In nomine Patris et Filii Spiritus Sancti
Jour béni qu’est le dimanche offrant un fils. Lorsque le son des cloches se mêle aux cris d’un nouveau-né, et que ce nouveau-né s’avère être un garçon, que cet enfant soit fils de Roi ou moins que rien, il trouvera toujours un moyen de ravir les coeurs ou les honneurs, d’une manière ou d’une autre.
Ce nouveau fils, les Lestrange auraient très bien pu s’en passer. Si l’on y réfléchit bien, ils auraient même dû. Ayant déjà de nombreux enfants et certainement de quoi assurer la succession et l’avenir prospère de la vaste et prestigieuse famille, Philippe de Lestrange et Margaux d’Esternay ont pourtant, le matin du dimanche 11 août 1641, donné naissance à un troisième garçon, baptisé dans la foulée sous les prénoms Énée et Auguste.

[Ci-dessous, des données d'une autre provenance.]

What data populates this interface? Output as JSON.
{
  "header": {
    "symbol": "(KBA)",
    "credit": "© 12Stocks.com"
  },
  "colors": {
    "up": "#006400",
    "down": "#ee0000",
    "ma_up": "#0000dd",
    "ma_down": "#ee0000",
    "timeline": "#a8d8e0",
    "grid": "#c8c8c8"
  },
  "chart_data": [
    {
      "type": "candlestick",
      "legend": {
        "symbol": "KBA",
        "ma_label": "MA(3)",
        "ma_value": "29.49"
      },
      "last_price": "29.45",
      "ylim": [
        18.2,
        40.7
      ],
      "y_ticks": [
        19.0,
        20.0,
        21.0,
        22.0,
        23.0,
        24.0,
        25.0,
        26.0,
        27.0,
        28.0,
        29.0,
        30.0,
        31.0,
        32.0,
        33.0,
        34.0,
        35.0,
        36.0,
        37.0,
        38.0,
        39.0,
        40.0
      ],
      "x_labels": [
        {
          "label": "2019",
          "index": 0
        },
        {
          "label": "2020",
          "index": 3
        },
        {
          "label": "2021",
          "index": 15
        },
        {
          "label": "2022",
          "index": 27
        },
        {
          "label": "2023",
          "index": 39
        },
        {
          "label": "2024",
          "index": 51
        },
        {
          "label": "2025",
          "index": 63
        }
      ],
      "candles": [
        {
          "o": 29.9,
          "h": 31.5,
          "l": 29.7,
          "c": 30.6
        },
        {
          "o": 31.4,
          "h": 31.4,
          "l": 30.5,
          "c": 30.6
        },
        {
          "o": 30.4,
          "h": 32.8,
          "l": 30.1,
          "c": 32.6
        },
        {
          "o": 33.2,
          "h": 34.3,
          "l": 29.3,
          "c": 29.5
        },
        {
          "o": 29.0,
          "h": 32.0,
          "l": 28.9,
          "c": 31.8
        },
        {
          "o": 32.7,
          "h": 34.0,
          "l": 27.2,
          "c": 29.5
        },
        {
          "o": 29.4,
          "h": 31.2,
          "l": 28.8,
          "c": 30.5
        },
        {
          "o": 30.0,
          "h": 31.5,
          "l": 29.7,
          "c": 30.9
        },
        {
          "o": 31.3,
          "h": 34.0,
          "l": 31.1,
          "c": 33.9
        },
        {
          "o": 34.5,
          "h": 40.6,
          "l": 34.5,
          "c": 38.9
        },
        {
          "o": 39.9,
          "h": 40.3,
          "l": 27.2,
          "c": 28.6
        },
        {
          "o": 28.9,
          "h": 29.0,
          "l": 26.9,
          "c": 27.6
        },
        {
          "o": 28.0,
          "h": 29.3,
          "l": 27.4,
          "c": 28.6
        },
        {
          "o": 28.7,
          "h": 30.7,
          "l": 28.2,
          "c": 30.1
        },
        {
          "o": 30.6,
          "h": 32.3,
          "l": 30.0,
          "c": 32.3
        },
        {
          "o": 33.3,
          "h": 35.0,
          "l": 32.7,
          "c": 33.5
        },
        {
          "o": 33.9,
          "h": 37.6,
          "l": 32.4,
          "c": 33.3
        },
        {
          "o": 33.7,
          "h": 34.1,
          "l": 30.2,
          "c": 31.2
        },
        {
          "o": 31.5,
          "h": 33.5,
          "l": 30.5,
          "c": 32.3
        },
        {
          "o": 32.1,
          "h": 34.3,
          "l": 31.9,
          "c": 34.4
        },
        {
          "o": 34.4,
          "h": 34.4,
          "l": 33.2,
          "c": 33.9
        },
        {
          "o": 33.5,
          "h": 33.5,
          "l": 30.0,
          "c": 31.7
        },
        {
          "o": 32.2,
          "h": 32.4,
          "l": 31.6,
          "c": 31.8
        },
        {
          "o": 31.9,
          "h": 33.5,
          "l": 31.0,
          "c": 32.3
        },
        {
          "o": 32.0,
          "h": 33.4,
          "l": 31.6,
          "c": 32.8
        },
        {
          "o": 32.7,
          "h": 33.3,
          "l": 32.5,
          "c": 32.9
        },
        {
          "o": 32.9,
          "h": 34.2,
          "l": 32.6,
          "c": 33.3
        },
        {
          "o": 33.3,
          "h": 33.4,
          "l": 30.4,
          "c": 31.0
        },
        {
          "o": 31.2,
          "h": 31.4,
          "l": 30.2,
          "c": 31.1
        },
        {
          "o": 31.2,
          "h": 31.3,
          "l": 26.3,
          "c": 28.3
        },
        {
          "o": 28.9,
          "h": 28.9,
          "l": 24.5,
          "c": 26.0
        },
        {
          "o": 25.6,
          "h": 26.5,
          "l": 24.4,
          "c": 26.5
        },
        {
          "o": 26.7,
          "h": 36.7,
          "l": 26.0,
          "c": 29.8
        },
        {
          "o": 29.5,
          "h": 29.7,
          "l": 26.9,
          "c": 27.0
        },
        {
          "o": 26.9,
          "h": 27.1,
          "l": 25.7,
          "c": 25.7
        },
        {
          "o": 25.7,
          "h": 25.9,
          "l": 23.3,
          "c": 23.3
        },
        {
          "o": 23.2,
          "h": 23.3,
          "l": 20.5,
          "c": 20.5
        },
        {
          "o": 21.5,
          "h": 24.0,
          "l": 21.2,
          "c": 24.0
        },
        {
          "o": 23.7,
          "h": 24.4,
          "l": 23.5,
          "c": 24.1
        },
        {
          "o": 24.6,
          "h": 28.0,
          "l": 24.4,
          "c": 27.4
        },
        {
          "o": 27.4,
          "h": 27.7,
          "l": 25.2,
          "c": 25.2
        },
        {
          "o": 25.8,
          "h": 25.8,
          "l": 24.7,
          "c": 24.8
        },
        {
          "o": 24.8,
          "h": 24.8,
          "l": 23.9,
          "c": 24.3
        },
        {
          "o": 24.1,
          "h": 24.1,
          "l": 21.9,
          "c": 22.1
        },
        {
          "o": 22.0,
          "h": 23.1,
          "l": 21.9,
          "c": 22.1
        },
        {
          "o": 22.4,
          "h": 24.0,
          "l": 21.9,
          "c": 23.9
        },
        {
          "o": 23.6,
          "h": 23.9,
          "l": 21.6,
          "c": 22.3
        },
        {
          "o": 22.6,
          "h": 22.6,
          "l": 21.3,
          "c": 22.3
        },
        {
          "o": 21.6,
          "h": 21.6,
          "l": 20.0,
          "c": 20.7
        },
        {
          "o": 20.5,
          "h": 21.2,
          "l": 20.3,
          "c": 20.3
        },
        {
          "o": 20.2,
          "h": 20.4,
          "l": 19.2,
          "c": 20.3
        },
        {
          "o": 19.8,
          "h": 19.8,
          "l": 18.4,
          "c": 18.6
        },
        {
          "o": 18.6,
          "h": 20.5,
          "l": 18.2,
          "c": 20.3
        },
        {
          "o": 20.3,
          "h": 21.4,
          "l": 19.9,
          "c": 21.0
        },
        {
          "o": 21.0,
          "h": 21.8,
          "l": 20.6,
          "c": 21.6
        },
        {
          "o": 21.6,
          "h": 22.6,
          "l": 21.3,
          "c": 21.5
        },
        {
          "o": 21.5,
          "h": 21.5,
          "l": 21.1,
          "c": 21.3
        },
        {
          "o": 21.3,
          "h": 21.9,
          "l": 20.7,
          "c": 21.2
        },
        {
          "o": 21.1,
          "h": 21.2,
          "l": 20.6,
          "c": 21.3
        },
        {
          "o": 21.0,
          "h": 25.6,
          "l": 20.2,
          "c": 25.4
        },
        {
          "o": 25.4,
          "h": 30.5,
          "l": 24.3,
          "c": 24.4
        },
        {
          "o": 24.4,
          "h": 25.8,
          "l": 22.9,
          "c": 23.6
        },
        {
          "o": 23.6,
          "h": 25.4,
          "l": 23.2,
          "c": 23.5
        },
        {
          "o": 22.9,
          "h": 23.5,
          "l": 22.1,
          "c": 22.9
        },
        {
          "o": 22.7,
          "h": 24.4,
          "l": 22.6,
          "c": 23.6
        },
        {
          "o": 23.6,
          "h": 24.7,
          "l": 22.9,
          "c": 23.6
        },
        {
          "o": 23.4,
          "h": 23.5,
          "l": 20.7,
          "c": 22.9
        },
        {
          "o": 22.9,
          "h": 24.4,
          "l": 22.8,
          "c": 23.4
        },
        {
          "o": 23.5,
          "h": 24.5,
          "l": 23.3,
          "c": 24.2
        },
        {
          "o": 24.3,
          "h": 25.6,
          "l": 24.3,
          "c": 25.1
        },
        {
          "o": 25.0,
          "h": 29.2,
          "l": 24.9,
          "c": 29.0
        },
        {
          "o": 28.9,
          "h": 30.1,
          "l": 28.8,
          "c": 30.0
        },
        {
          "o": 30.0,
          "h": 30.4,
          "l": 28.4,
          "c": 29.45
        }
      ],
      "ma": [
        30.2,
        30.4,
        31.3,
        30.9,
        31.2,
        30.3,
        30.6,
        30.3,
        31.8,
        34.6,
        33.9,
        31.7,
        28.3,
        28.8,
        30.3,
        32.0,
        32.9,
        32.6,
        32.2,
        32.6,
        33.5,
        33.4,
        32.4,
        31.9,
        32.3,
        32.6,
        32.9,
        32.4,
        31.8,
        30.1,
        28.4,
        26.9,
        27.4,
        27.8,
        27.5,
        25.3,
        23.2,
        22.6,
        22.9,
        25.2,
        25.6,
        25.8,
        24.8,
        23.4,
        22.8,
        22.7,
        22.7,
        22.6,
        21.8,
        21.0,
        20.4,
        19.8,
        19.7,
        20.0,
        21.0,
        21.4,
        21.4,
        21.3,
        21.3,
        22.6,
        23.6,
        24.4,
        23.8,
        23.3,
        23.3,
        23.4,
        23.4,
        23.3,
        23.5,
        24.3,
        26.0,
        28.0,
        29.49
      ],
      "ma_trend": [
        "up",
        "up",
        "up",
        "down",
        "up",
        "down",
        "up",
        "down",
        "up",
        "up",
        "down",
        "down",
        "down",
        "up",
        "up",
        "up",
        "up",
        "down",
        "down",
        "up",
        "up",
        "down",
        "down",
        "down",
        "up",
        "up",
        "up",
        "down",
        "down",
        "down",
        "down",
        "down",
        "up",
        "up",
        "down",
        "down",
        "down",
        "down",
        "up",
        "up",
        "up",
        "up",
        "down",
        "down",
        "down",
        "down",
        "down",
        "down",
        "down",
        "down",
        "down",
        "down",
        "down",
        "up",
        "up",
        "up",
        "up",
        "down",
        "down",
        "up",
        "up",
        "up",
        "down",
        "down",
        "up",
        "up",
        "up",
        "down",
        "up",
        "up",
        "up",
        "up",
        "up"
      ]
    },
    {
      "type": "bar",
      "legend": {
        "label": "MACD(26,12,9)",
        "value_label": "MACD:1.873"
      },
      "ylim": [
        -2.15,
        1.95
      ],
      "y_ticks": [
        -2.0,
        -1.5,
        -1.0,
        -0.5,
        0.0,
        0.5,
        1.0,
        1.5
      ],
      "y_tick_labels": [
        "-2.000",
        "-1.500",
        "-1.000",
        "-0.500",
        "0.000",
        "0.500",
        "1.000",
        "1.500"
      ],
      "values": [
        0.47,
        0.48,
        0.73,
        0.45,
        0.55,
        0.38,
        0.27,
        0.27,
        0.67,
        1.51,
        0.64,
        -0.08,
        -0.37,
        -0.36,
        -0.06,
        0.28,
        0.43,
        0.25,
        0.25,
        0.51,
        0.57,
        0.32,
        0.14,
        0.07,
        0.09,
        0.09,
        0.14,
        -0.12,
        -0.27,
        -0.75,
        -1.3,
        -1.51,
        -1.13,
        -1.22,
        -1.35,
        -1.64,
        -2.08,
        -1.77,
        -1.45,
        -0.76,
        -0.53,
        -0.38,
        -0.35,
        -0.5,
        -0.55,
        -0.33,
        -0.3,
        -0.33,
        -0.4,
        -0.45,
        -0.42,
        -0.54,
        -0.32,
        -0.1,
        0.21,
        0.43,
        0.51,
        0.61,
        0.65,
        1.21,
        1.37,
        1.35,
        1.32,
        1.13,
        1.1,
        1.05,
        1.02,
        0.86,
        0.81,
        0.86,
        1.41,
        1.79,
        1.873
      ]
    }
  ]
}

Bien entendu, ce n’est pas une naissance dont on allait se désoler, à part peut-être le principal intéressé lui-même. Cet énième héritier à qui l’on ne promettait déjà ni terres emplies de richesses, ni gloire à acquérir sur les champs de bataille, eh bien, ce garçon s’était vu promettre un avenir noble de renommée et respectable de position. Somme toute, selon l’ordre des choses, Énée était celui à qui Dieu allait ouvrir les bras dès le berceau afin de le guider sur le pieux chemin de la religion.

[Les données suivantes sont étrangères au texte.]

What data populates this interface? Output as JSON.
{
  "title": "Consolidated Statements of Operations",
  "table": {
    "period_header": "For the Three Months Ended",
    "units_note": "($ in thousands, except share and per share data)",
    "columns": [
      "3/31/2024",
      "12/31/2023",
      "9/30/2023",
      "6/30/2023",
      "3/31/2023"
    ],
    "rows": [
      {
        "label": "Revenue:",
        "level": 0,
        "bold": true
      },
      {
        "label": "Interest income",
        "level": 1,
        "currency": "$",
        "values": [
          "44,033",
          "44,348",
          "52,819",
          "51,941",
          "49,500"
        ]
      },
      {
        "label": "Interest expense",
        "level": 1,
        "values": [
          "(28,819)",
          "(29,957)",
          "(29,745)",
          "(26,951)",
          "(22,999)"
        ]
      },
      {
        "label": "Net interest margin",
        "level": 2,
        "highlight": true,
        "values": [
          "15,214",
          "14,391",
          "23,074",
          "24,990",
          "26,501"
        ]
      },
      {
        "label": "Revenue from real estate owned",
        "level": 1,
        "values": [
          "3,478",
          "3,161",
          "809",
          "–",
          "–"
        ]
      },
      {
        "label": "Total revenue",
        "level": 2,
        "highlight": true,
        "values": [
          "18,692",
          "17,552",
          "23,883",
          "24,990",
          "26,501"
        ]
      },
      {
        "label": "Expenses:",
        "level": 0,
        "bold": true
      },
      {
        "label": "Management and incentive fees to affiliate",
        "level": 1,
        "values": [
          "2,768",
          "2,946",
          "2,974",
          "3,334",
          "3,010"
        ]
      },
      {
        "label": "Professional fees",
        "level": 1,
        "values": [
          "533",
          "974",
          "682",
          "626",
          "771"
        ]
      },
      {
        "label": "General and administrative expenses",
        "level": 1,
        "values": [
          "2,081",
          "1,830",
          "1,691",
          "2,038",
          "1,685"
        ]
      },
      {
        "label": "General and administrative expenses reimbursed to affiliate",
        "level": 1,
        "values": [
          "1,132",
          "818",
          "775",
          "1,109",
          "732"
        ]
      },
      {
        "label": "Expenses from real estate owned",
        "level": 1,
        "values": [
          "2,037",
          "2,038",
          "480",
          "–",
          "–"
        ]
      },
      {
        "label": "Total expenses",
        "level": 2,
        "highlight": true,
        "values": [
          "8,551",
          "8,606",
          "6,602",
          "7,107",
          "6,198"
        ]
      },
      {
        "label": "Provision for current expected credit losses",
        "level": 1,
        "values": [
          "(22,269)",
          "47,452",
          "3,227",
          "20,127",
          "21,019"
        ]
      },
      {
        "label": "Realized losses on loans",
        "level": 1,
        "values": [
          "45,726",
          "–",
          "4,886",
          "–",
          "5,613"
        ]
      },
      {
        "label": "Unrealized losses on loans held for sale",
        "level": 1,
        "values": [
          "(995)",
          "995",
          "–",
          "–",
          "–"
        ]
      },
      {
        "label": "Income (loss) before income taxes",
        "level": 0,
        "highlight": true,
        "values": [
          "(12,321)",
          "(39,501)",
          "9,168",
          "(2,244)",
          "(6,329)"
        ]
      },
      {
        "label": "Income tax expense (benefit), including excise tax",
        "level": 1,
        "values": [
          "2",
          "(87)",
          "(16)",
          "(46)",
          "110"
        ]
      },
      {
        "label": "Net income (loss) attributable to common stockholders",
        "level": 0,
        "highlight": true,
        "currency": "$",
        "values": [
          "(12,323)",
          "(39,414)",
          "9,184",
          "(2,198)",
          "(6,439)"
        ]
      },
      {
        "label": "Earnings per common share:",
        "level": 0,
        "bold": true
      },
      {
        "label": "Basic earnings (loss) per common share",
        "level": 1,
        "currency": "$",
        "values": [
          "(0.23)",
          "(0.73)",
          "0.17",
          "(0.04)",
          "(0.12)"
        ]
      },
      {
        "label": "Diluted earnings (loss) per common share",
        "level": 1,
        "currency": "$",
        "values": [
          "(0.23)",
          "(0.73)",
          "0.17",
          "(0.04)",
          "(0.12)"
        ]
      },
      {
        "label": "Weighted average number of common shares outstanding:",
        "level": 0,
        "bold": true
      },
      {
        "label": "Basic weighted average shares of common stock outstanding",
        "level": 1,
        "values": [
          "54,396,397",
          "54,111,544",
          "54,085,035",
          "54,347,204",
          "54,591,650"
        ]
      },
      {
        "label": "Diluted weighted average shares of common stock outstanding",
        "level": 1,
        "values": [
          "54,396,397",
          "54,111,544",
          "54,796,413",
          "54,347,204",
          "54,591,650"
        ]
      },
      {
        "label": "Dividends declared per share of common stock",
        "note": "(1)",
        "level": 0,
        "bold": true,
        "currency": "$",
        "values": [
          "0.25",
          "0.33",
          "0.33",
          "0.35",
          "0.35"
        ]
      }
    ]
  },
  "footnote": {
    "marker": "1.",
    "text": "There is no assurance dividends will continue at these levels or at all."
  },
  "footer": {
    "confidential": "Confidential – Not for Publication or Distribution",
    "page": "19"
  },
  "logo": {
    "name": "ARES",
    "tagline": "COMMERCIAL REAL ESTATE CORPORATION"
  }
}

Et ainsi soit-il, puisque la volonté des traditions est aussi sacrée que celle du Seigneur : Ulysse aurait les terres et leurs noms , Achille l’épée et son blason, et Énée, la foi et la croix ; honorable en théorie, ridicule en pratique.

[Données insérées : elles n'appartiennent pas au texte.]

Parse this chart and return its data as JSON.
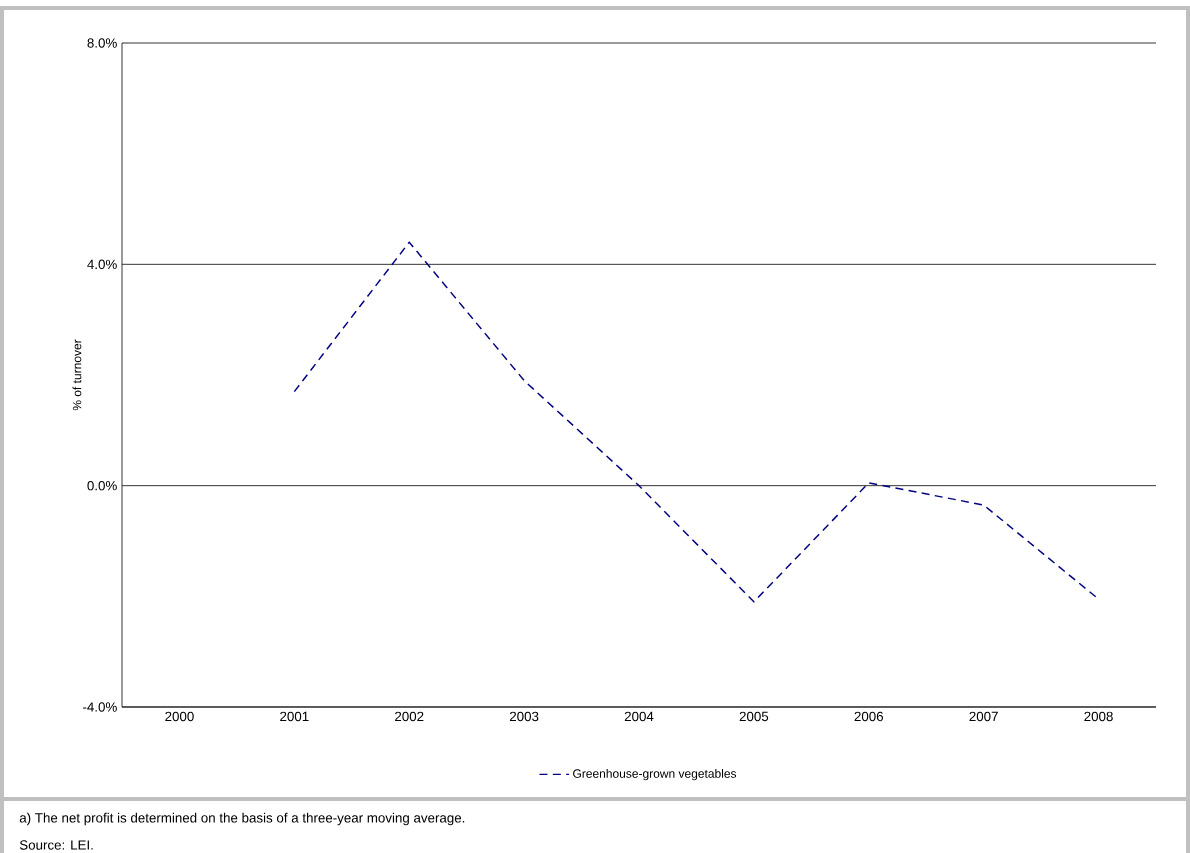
{
  "chart_data": {
    "type": "line",
    "ylabel": "% of turnover",
    "categories": [
      "2000",
      "2001",
      "2002",
      "2003",
      "2004",
      "2005",
      "2006",
      "2007",
      "2008"
    ],
    "series": [
      {
        "name": "Greenhouse-grown vegetables",
        "color": "#000080",
        "line_style": "dashed",
        "values": [
          null,
          1.7,
          4.4,
          1.9,
          0.0,
          -2.1,
          0.05,
          -0.35,
          -2.05
        ]
      }
    ],
    "ylim": [
      -4,
      8
    ],
    "yticks": [
      {
        "value": -4,
        "label": "-4.0%"
      },
      {
        "value": 0,
        "label": "0.0%"
      },
      {
        "value": 4,
        "label": "4.0%"
      },
      {
        "value": 8,
        "label": "8.0%"
      }
    ],
    "grid": "y",
    "legend": "bottom",
    "annotations": [
      "a) The net profit is determined on the basis of a three-year moving average.",
      "Source: LEI."
    ]
  }
}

Ce troisième garçon fut un enfant difficile, peu propice à l’éducation latine auquel on avait tenté de l’exposer très tôt. Tous ces Pater noster qui ne s’apprenaient pas, les Hosannah et les Hallelujahs que l’on écorchait sur de pittoyables airs d’Ave Marias, tout cela causa bien plus de blasphèmes que de bénédictions. Le jour de l’an, la Fête-Dieu, Pâques et toutes les communions furent reniés à maintes reprises par l’impudent garnement qui préférait se la jouer complice avec son petit frère, né un an après lui, plutôt que de remplir sa part d’adorations et de prières.
Afin de remettre ce diable sur le droit chemin, on envoya le jeune Énée parfaire son instruction dans une école jésuite, là où des prêtres intransigeants prendraient la place de précepteurs laxistes et où des bibles rigoureusement imprimées tueront les pamphlets légers que deux enfants griffonnaient en mauvais Français.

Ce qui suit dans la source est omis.